Teaching through education and example. It’s how Aisha and her husband, Mudassar Waqar, have tried to raise their two daughters, Emaan, 13, and Hibba, 10, a fourth-grader at Pembroke Pines West Charter.
“I think our job is to teach them what is right, what is wrong, and do the best we can,” said Waqar, 46, head of the project and program management office at Amadeus, a global travel company with an office in Doral.
Waqar moved to New York from Pakistan in 1998 when he was 28. He had been hired by a U.S. technology firm to work with IBM after earning a master’s degree in computer science in Pakistan. (He also has an MBA from Plymouth State University in New Hampshire.) He spent his first two years in New York and the next seven in Westport, Connecticut, before settling in South Florida, where he’s lived for about 10 years with his wife and two daughters.
Waqar said his kids sometimes get bored with him because he tries to turn every little thing into a lesson — like how he and the girls listen to the news when he drives them to school.

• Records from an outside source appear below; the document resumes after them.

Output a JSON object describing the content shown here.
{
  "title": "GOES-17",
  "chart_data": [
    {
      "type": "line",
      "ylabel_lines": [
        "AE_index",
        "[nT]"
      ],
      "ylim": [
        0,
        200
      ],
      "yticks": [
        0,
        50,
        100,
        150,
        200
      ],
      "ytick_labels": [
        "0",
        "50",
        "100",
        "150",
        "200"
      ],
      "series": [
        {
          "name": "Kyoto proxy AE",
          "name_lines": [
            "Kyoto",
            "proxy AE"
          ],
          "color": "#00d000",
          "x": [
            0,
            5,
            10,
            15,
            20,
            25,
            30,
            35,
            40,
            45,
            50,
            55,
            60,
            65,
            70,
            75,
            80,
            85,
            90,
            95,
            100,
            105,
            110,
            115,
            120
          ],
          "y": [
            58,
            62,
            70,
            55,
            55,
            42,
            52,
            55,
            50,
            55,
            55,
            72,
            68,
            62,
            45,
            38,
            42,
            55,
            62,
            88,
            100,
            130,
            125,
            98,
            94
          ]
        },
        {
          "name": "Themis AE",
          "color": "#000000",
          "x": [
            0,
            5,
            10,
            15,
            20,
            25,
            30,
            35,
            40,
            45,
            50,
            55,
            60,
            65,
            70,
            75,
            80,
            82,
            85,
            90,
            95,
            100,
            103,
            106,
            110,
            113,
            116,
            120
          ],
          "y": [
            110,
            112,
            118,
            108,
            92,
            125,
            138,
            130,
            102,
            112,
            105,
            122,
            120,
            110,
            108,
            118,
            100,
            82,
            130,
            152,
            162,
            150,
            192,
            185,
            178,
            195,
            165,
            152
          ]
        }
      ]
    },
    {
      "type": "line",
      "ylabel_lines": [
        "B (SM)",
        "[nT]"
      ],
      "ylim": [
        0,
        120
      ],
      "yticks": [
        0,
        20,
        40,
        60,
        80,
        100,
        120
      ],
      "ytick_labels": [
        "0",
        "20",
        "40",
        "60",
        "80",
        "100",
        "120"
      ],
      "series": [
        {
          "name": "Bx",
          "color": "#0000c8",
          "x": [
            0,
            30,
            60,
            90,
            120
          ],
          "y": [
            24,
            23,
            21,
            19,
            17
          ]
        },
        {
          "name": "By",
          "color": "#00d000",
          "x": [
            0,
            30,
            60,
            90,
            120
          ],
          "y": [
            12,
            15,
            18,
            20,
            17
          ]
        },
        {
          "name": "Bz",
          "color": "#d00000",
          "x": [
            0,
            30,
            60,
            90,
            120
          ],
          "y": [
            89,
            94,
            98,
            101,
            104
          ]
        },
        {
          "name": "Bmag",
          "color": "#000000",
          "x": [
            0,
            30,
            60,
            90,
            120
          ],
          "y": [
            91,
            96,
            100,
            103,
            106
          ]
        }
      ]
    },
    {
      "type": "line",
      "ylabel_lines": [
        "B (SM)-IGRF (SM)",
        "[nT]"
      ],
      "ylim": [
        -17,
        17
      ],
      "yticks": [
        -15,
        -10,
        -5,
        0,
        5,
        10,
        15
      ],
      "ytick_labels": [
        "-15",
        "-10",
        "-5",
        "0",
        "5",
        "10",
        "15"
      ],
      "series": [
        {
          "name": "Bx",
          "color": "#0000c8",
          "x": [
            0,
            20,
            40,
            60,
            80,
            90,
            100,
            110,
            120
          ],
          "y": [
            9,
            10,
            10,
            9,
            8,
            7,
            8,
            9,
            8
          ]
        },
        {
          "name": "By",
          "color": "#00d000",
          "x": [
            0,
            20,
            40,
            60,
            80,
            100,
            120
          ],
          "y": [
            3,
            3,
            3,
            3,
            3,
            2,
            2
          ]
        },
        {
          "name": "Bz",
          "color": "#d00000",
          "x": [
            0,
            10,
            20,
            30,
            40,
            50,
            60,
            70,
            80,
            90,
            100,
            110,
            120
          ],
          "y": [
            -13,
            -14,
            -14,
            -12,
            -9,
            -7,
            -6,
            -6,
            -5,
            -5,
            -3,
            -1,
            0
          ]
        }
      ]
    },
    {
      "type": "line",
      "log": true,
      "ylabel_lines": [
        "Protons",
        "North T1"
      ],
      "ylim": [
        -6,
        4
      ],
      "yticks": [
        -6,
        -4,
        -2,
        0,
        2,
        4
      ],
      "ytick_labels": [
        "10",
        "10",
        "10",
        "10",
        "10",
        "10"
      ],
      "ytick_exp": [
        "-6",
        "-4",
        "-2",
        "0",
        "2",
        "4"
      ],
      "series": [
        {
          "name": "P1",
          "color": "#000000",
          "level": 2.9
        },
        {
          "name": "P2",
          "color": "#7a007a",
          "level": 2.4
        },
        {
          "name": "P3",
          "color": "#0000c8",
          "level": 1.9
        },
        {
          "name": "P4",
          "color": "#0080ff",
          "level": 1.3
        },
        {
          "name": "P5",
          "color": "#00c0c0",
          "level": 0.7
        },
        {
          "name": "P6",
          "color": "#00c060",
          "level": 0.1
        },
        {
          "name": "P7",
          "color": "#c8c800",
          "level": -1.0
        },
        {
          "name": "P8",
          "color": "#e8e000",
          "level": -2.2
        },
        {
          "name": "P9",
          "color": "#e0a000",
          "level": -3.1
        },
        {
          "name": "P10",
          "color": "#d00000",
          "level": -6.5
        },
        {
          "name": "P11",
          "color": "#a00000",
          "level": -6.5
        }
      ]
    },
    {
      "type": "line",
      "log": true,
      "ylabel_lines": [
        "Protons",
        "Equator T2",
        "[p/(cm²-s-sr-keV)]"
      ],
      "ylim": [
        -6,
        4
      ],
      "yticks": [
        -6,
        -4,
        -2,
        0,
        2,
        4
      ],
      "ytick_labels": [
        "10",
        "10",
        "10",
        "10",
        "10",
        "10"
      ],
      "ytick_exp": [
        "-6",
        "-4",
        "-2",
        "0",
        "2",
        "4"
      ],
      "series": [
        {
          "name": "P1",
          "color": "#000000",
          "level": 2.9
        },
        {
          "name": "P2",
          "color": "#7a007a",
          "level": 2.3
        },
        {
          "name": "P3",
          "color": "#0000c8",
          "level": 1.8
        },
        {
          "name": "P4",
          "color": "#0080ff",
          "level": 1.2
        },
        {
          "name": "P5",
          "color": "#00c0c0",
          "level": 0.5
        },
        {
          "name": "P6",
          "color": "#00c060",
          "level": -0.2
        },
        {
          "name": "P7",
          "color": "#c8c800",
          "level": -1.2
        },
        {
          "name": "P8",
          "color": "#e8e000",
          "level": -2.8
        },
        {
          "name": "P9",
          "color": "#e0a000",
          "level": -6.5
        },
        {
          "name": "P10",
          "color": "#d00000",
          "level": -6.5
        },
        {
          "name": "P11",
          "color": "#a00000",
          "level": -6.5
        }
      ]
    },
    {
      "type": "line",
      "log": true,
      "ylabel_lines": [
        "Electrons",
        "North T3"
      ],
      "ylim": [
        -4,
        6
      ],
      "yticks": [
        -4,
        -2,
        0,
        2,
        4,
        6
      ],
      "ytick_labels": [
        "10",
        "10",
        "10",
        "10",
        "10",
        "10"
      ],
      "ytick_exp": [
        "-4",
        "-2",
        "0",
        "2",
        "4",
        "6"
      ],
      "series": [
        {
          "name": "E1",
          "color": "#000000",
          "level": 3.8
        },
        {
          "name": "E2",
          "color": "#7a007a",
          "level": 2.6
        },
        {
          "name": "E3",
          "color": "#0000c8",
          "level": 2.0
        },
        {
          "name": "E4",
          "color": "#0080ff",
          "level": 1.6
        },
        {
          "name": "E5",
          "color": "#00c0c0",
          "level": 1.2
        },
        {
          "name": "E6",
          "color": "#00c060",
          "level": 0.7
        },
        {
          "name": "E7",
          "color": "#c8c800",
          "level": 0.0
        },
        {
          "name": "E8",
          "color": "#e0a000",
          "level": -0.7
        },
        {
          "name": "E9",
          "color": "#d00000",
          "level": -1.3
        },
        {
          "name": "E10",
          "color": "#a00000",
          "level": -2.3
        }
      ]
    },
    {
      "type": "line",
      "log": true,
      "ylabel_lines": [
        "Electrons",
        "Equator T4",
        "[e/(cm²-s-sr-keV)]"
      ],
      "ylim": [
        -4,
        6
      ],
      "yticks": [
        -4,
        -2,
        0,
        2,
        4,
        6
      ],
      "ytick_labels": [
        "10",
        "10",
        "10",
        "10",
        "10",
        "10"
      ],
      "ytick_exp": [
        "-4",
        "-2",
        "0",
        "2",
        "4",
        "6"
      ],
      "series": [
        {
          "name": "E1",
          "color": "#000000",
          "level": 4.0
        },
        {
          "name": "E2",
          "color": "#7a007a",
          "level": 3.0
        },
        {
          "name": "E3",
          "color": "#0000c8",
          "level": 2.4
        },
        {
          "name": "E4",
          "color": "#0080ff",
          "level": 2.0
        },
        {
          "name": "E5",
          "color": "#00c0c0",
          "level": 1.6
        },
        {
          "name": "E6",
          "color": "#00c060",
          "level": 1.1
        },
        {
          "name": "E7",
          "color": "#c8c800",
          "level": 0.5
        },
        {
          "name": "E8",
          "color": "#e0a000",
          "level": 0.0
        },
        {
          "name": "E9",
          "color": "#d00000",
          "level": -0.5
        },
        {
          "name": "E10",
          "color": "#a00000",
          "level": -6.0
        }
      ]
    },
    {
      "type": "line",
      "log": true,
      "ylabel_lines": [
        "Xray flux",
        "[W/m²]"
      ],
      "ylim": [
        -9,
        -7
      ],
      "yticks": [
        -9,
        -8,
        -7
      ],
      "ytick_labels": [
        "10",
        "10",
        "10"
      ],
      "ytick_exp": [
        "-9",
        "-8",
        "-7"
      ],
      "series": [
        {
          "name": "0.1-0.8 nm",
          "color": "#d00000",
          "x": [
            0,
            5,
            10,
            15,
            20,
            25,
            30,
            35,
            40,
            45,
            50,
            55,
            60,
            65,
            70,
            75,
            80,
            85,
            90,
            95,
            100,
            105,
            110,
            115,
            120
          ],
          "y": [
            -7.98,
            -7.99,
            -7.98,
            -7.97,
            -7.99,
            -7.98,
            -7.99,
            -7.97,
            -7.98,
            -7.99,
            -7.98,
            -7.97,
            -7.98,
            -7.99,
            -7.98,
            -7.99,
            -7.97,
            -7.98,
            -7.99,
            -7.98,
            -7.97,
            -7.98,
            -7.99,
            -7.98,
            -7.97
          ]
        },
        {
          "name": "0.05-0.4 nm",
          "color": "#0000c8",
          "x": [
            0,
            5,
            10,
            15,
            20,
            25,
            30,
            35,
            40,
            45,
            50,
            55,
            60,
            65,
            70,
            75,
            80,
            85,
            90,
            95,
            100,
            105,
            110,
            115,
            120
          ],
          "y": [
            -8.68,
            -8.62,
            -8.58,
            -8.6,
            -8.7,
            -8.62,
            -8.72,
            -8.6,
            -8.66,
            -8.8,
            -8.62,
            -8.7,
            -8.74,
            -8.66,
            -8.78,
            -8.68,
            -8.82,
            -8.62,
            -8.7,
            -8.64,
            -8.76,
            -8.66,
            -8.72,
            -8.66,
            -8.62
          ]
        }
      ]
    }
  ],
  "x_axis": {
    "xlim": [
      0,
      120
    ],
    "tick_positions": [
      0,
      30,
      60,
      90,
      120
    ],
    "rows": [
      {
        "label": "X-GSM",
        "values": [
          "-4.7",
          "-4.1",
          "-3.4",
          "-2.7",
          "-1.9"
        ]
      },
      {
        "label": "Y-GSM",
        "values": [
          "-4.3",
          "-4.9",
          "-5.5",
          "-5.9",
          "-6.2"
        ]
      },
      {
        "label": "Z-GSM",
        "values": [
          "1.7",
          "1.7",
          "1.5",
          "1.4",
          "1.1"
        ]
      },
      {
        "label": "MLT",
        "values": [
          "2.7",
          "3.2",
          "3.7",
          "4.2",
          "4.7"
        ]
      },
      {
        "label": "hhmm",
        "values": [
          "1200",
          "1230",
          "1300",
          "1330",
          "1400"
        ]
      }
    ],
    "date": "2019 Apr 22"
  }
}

He said he uses the news to teach what is good and bad, including when the news is about a terrorism incident involving a Muslim. He said he and his wife explain that terrorists are bad people doing bad things, and their actions are not tenets of the Islamic faith.
“The majority of the people, I believe they are good. And, again, every society, every religion, every culture, has good and bad elements, but I believe on a holistic level, people are generally good,” he said.
It’s that type of positive attitude, coupled with the discipline that comes from years of playing competitive sports — Waqar played cricket at the collegiate level and later in leagues in Connecticut and Florida — that has endeared him to his co-workers.
“He has a level of positivity about him that I think is contagious,” said Waqar’s boss, Donna Goudie, director of corporate initiatives at Amadeus. “He’s probably one of the best people I know, inside or outside of work.”
And when she recently discovered that Waqar was a Muslim, it didn’t faze her.
“You know, I don’t know your religion. And if I did, it wouldn’t define you to me,” she said. “And I guess I don’t understand why someone being Muslim, why that immediately defines them to someone. Just doesn’t make sense.”
Not everyone holds those views.
Aisha, 39, who was born and raised in England and met her husband on one of her family trips to Pakistan, recalls how she and Emaan were walking for a Feeding South Florida fundraising event on Hollywood beach in March when a woman shouted at them from the sideline.
“Go home!” the woman said.
I can understand and take it, but when you’re with children … it’s a little bit more challenging for them to understand why this lady is kind of accosting you in the middle of the beach.
Aisha Malik, recounting how a woman shouted, “Go home!” to her and her daughter while they were walking at a charity fundraiser on Hollywood beach
Aisha, an art teacher with a degree in biomedical sciences from North London University, said she thought she had misheard her. On the second lap, the woman shouted it again.
Aisha stopped and tried to have a calm conversation with her. But the woman lost her temper, upset because Aisha was wearing a blue T-shirt with white lettering that said, “South Florida Muslim Community.”
“I can understand and take it, but when you’re with children, you know, it’s a little bit more challenging for them to understand why this lady is kind of accosting you in the middle of the beach,” she said, noting that this was the first time anything like this had happened in her 17 years in the U.S.
Emaan said she couldn’t understand why someone would be so angry at them when they were helping a good cause: “We’re normal. We’re Americans. We are like, we’re not gonna kill anyone. We’re just here.”
To Waqar, it was another teaching moment.
“There’s a bigger bond we have in common, which unites us regardless of the religion, color, faith: Humanity.”